La Porte d’Ulysse s’est ouverte ce lundi


La Porte d’Ulysse s’est ouverte ce lundi

Mehdi Kassou sait que les 80 lits de Haren ne seront pas suffisants et appelle toujours à la générosité des Bruxellois. – Pierre-Yves Thienpont/Le Soir.

En face du Décathlon d’Evere, les anciens bureaux dits Blue star reprennent vie. Au 1426 de la chaussée d’Haecht, la Croix-Rouge a déjà installé son matériel pour accueillir des sans-abris dans le cadre du plan hiver fédéral. Dans le même immeuble, une petite porte sur le côté donne accès au nouveau centre pour les migrants géré par Médecins du Monde et la Plateforme Citoyenne de Soutien aux Réfugiés, rebaptisé la Porte d’Ulysse, en hommage à un jeune garçon décédé le 18 novembre dernier. « On doit faire le tour car ils ont mué pour que le bâtiment puisse être loué à deux occupants », explique-t-on une fois la porte de secours passée. Tout un symbole pour ces associations qui pourtant ont le même but : ne laissez personne dormir dehors durant l’hiver.

Dans la zone réservée à la Plateforme Citoyenne, le chauffage n’a pas encore été allumé en ce lundi. Les premiers migrants n’arriveront que le soir, et toutes les économies sont bonnes à faire. Médecins sans frontières a déjà installé les lits. Sur les quatre plateaux qui accueillaient autrefois des ordinateurs, on retrouve maintenant 20 lits. En tout, le centre peut donc héberger 80 personnes.

« Ce n’est évidemment pas suffisant, explique Mehdi Kassou, représentant de la Plateforme Citoyenne. Pour la nuit de dimanche à lundi, nous avons placé 420 personnes dont 16 seulement ont pu se rendre au Samusocial. Nous pensons que parmi ce groupe, environ 350 sont des migrants en transit, mais nous ne faisons pas de distinction. Ces personnes ont été logées majoritairement chez les bénévoles et les derniers ont été placés vers 1 heure du matin.»

Cela fait trois mois que les citoyens se sont regroupés pour fournir un toit et un repas le temps d’une nuit ou plus. Et avec l’hiver, les bénévoles savaient que la demande allait devenir plus importante. En plus, les accueillants ne peuvent pas toujours prendre quelqu’un chaque soir. « Cela va permettre de soulager les familles mais nous savons très bien que 80 places ne seront pas suffisantes. Mais avec le budget que nous possédons, impossible de faire mieux. Nous avons toujours besoin de personnes pour accueillir les migrants. »

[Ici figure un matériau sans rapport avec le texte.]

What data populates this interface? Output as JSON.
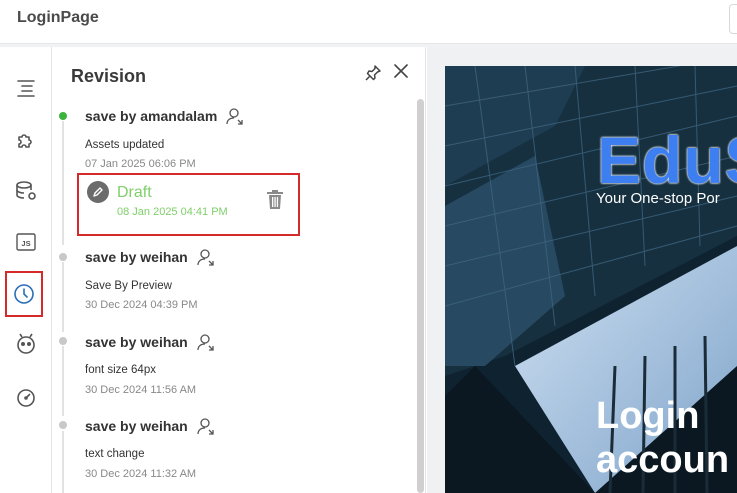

Vu le nombre de places, ce sont donc les personnes les plus fragiles qui seront prioritaires pour venir y dormir. Pour disposer du bâtiment jusqu’au 30 avril, la Ville de Bruxelles loue le bâtiment à Citydev (l’organisme régional de développement urbain ) pour un montant de 60.000 euros auquel il faut ajouter les 18.825 euros de charges forfaitaires. Le CPAS de la Ville se chargera du linge et du transport des migrants jusqu’au centre. Pour le reste, la Plateforme a bénéficié d’un don de 25 000 euros de Médecins du Monde et travaille avec Belgium Kitchen, Serve the city, Cuistots solidaires et le collectif Deux euros cinquante pour les repas.

« Nous avons demandé de l’aide auprès de la Région bruxelloise, rappelle Mehdi Kassou. Nous avons envoyé plusieurs courriers au ministre-président Rudi Vervoort (PS) ainsi qu’une pétition de 10 000 signatures, mais nous n’avons eu à ce jour aucune réponse. En attendant, nous avons levé 15 000 euros de dons pour ouvrir le centre et surtout pour installer des blocs de douches à l’extérieur du bâtiment. »

Avec cette infrastructure pérenne pour les cinq prochains mois, la Plateforme risque de devenir un acteur plus formel du secteur de l’accueil. Or, personne n’est un professionnel. En tout, ce sont des centaines de bénévoles qui se relayeront chaque soir pour amener, loger, servir un repas chaud le soir et un petit-déjeuner au migrants. Un appel au dons devra être relancé car en comptant 2,50 euros par repas, la Plateforme pour tenir 28 jours.